The Washington firm? “They fired me.”
She retreated to her Mississippi family home to regroup. Two months later, her father died. She stayed to help her mother.
One day in church, the preacher started talking about “moving into your purpose.”
“I was like, ‘That preacher is talking to me right now,’” she recalled. “I had always known I was supposed to be a civil and human rights attorney.
“God took away everything else so I couldn’t do anything else,” she said.
Fast forward a bit and Jefferson, an attorney after passing the bar on a subsequent try, was in the back seat of a police car, arrested by the same Mississippi officers she was investigating.

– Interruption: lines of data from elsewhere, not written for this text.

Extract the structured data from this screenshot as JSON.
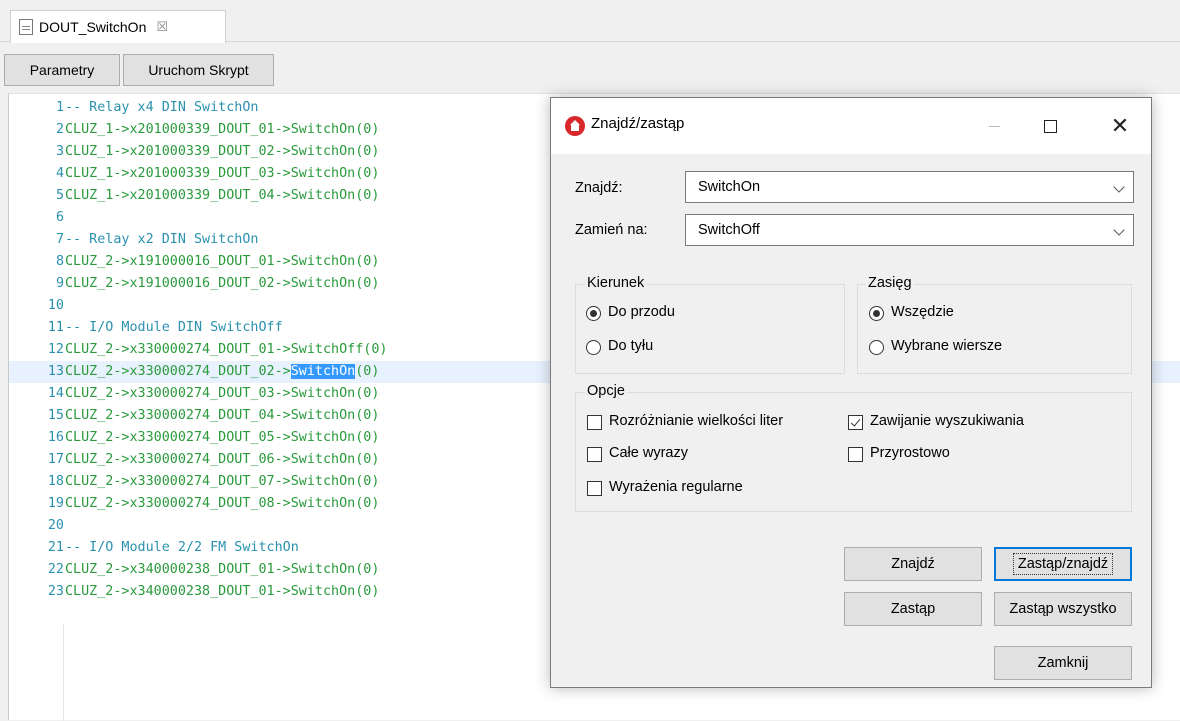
{
  "tab": {
    "title": "DOUT_SwitchOn",
    "close": "☒"
  },
  "toolbar": {
    "params": "Parametry",
    "run": "Uruchom Skrypt"
  },
  "editor": {
    "lines": [
      {
        "n": "1",
        "text": "-- Relay x4 DIN SwitchOn",
        "comment": true
      },
      {
        "n": "2",
        "text": "CLUZ_1->x201000339_DOUT_01->SwitchOn(0)"
      },
      {
        "n": "3",
        "text": "CLUZ_1->x201000339_DOUT_02->SwitchOn(0)"
      },
      {
        "n": "4",
        "text": "CLUZ_1->x201000339_DOUT_03->SwitchOn(0)"
      },
      {
        "n": "5",
        "text": "CLUZ_1->x201000339_DOUT_04->SwitchOn(0)"
      },
      {
        "n": "6",
        "text": ""
      },
      {
        "n": "7",
        "text": "-- Relay x2 DIN SwitchOn",
        "comment": true
      },
      {
        "n": "8",
        "text": "CLUZ_2->x191000016_DOUT_01->SwitchOn(0)"
      },
      {
        "n": "9",
        "text": "CLUZ_2->x191000016_DOUT_02->SwitchOn(0)"
      },
      {
        "n": "10",
        "text": ""
      },
      {
        "n": "11",
        "text": "-- I/O Module DIN SwitchOff",
        "comment": true
      },
      {
        "n": "12",
        "text": "CLUZ_2->x330000274_DOUT_01->SwitchOff(0)"
      },
      {
        "n": "13",
        "text_before": "CLUZ_2->x330000274_DOUT_02->",
        "match": "SwitchOn",
        "text_after": "(0)",
        "current": true
      },
      {
        "n": "14",
        "text": "CLUZ_2->x330000274_DOUT_03->SwitchOn(0)"
      },
      {
        "n": "15",
        "text": "CLUZ_2->x330000274_DOUT_04->SwitchOn(0)"
      },
      {
        "n": "16",
        "text": "CLUZ_2->x330000274_DOUT_05->SwitchOn(0)"
      },
      {
        "n": "17",
        "text": "CLUZ_2->x330000274_DOUT_06->SwitchOn(0)"
      },
      {
        "n": "18",
        "text": "CLUZ_2->x330000274_DOUT_07->SwitchOn(0)"
      },
      {
        "n": "19",
        "text": "CLUZ_2->x330000274_DOUT_08->SwitchOn(0)"
      },
      {
        "n": "20",
        "text": ""
      },
      {
        "n": "21",
        "text": "-- I/O Module 2/2 FM SwitchOn",
        "comment": true
      },
      {
        "n": "22",
        "text": "CLUZ_2->x340000238_DOUT_01->SwitchOn(0)"
      },
      {
        "n": "23",
        "text": "CLUZ_2->x340000238_DOUT_01->SwitchOn(0)"
      }
    ]
  },
  "dialog": {
    "title": "Znajdź/zastąp",
    "find_label": "Znajdź:",
    "find_value": "SwitchOn",
    "replace_label": "Zamień na:",
    "replace_value": "SwitchOff",
    "direction": {
      "title": "Kierunek",
      "forward": "Do przodu",
      "backward": "Do tyłu",
      "selected": "forward"
    },
    "scope": {
      "title": "Zasięg",
      "everywhere": "Wszędzie",
      "selected_lines": "Wybrane wiersze",
      "selected": "everywhere"
    },
    "options": {
      "title": "Opcje",
      "case_sensitive": {
        "label": "Rozróżnianie wielkości liter",
        "checked": false
      },
      "whole_words": {
        "label": "Całe wyrazy",
        "checked": false
      },
      "regex": {
        "label": "Wyrażenia regularne",
        "checked": false
      },
      "wrap_search": {
        "label": "Zawijanie wyszukiwania",
        "checked": true
      },
      "incremental": {
        "label": "Przyrostowo",
        "checked": false
      }
    },
    "buttons": {
      "find": "Znajdź",
      "replace_find": "Zastąp/znajdź",
      "replace": "Zastąp",
      "replace_all": "Zastąp wszystko",
      "close": "Zamknij"
    }
  },
  "colors": {
    "code_text": "#2a9a3c",
    "comment_text": "#2b91af",
    "line_numbers": "#2b91af",
    "match_highlight": "#3399ff",
    "current_line": "#e8f2fe",
    "default_button_border": "#0078d7",
    "app_icon": "#d8282b"
  }
}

Her crusading story of pursuing corrupt, racist, small-town Southern police departments was detailed in the Washington Post, bringing national attention to her legal nonprofit, a project she conjured because of her time at UVA.
‘A Good University in Virginia’
Like a lot of her high school classmates, Jefferson figured she’d attend the University of Mississippi, or maybe a community college. Her sister-in-law had heard about “a good university in Virginia,” but didn’t know much else. Jefferson, sensing a chance to broaden her horizon, guessed it might be called “the University of Virginia,” and a Google search confirmed. She saw Grounds for the first time at orientation.

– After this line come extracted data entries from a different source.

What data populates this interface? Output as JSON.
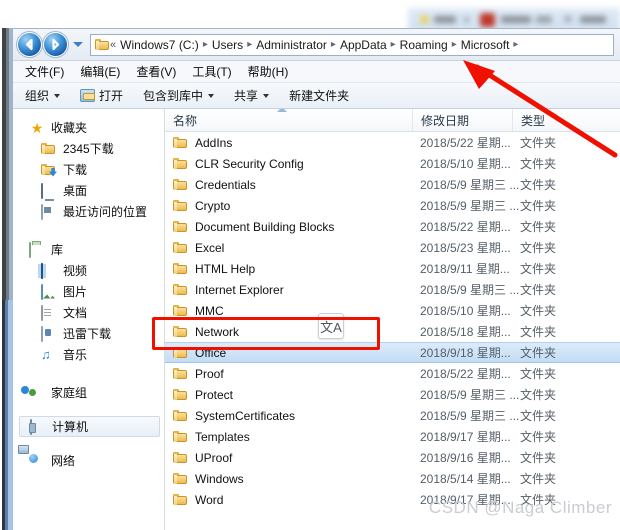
{
  "window": {
    "address_path": [
      "Windows7 (C:)",
      "Users",
      "Administrator",
      "AppData",
      "Roaming",
      "Microsoft"
    ],
    "address_chevron": "«",
    "separator": "▸"
  },
  "menubar": {
    "items": [
      {
        "label": "文件(F)",
        "name": "menu-file"
      },
      {
        "label": "编辑(E)",
        "name": "menu-edit"
      },
      {
        "label": "查看(V)",
        "name": "menu-view"
      },
      {
        "label": "工具(T)",
        "name": "menu-tools"
      },
      {
        "label": "帮助(H)",
        "name": "menu-help"
      }
    ]
  },
  "toolbar": {
    "organize": "组织",
    "open": "打开",
    "include_in_library": "包含到库中",
    "share": "共享",
    "new_folder": "新建文件夹"
  },
  "sidebar": {
    "favorites": {
      "label": "收藏夹",
      "items": [
        {
          "label": "2345下载",
          "icon": "folder-icon"
        },
        {
          "label": "下载",
          "icon": "downloads-icon"
        },
        {
          "label": "桌面",
          "icon": "desktop-icon"
        },
        {
          "label": "最近访问的位置",
          "icon": "recent-places-icon"
        }
      ]
    },
    "libraries": {
      "label": "库",
      "items": [
        {
          "label": "视频",
          "icon": "video-icon"
        },
        {
          "label": "图片",
          "icon": "pictures-icon"
        },
        {
          "label": "文档",
          "icon": "documents-icon"
        },
        {
          "label": "迅雷下载",
          "icon": "xunlei-icon"
        },
        {
          "label": "音乐",
          "icon": "music-icon"
        }
      ]
    },
    "homegroup": {
      "label": "家庭组",
      "icon": "homegroup-icon"
    },
    "computer": {
      "label": "计算机",
      "icon": "computer-icon",
      "selected": true
    },
    "network": {
      "label": "网络",
      "icon": "network-icon"
    }
  },
  "filelist": {
    "columns": {
      "name": "名称",
      "date_modified": "修改日期",
      "type": "类型"
    },
    "rows": [
      {
        "name": "AddIns",
        "date": "2018/5/22 星期...",
        "type": "文件夹"
      },
      {
        "name": "CLR Security Config",
        "date": "2018/5/10 星期...",
        "type": "文件夹"
      },
      {
        "name": "Credentials",
        "date": "2018/5/9 星期三 ...",
        "type": "文件夹"
      },
      {
        "name": "Crypto",
        "date": "2018/5/9 星期三 ...",
        "type": "文件夹"
      },
      {
        "name": "Document Building Blocks",
        "date": "2018/5/22 星期...",
        "type": "文件夹"
      },
      {
        "name": "Excel",
        "date": "2018/5/23 星期...",
        "type": "文件夹"
      },
      {
        "name": "HTML Help",
        "date": "2018/9/11 星期...",
        "type": "文件夹"
      },
      {
        "name": "Internet Explorer",
        "date": "2018/5/9 星期三 ...",
        "type": "文件夹"
      },
      {
        "name": "MMC",
        "date": "2018/5/10 星期...",
        "type": "文件夹"
      },
      {
        "name": "Network",
        "date": "2018/5/18 星期...",
        "type": "文件夹"
      },
      {
        "name": "Office",
        "date": "2018/9/18 星期...",
        "type": "文件夹",
        "selected": true
      },
      {
        "name": "Proof",
        "date": "2018/5/22 星期...",
        "type": "文件夹"
      },
      {
        "name": "Protect",
        "date": "2018/5/9 星期三 ...",
        "type": "文件夹"
      },
      {
        "name": "SystemCertificates",
        "date": "2018/5/9 星期三 ...",
        "type": "文件夹"
      },
      {
        "name": "Templates",
        "date": "2018/9/17 星期...",
        "type": "文件夹"
      },
      {
        "name": "UProof",
        "date": "2018/9/16 星期...",
        "type": "文件夹"
      },
      {
        "name": "Windows",
        "date": "2018/5/14 星期...",
        "type": "文件夹"
      },
      {
        "name": "Word",
        "date": "2018/9/17 星期...",
        "type": "文件夹"
      }
    ]
  },
  "overlays": {
    "translate_glyph": "文A",
    "watermark": "CSDN @Naga Climber",
    "annotation_color": "#f01000"
  }
}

“UVA ended up being an amazing experience that completely changed my life,” she said.
There she met Julian Bond, the civil rights champion who taught history courses on Grounds from 1992 to 2012. Bond’s course was full, but Jefferson asked if she could squeeze in. Bond put it to a class vote. The students approved, and Bond became her mentor, a relationship that lasted long after she left Grounds. Weekly for 10 years, she and Bond spent time together, “strategizing about civil rights.” Her purpose, Bond told her, was “to be a disciple for civil rights.”
“He taught me everything I know about civil and human rights,” she said. “I asked him to write my letter of recommendation for law school.”
At Harvard, and with student loans to pay, the idea of civil rights work lost a little luster. The work would be hard and the pay underwhelming.
“I did run from it because I didn’t want to struggle,” she said. “I knew that I would be broke and it wouldn’t be fun.”
But after the sermon, and with no other options, she began building a legal nonprofit. She named it “JULIAN,” after her mentor.
“Our goal is to stand up for the voiceless,” she said. “We want to end caste in our lifetime in America. By that, we mean race-based, gender-based, sexual-orientation-based and differently abled caste in America.”
Where Nobody Is Looking
And that’s how she ended up arrested in Lexington, Mississippi. She had worked with citizens to gather evidence that, she says, shows the police department singled out Black residents for mistreatment. She was videotaping a traffic stop of a Black motorist, a disproportionately common scenario, she says, when officers took umbrage and arrested her. After her release from jail, she says an officer told her Lexington police had been plotting her arrest because of her work targeting the department.
A judge convicted her of failure to comply and resisting arrest, among other charges. The case drew press attention and then, inexplicably, the court vacated the convictions.
Jefferson lobbied Justice Department officials, imploring them to examine the evidence she’d gathered against the Lexington Police Department. The Justice Department launched an investigation.
“Most of the people who come to us don’t have anywhere else to go,” she said. “We specifically work in places where things are really hard, like the small towns, the rural areas where there is no oversight, the places in America where nobody else is looking.”
Bond, her mentor, died in 2015, before he could see what his student accomplished in his name. Jefferson hopes Bond would have been proud.
“His wife tells me that he would be,” Jefferson said. “And I would like to think he would be. I hope he would be.”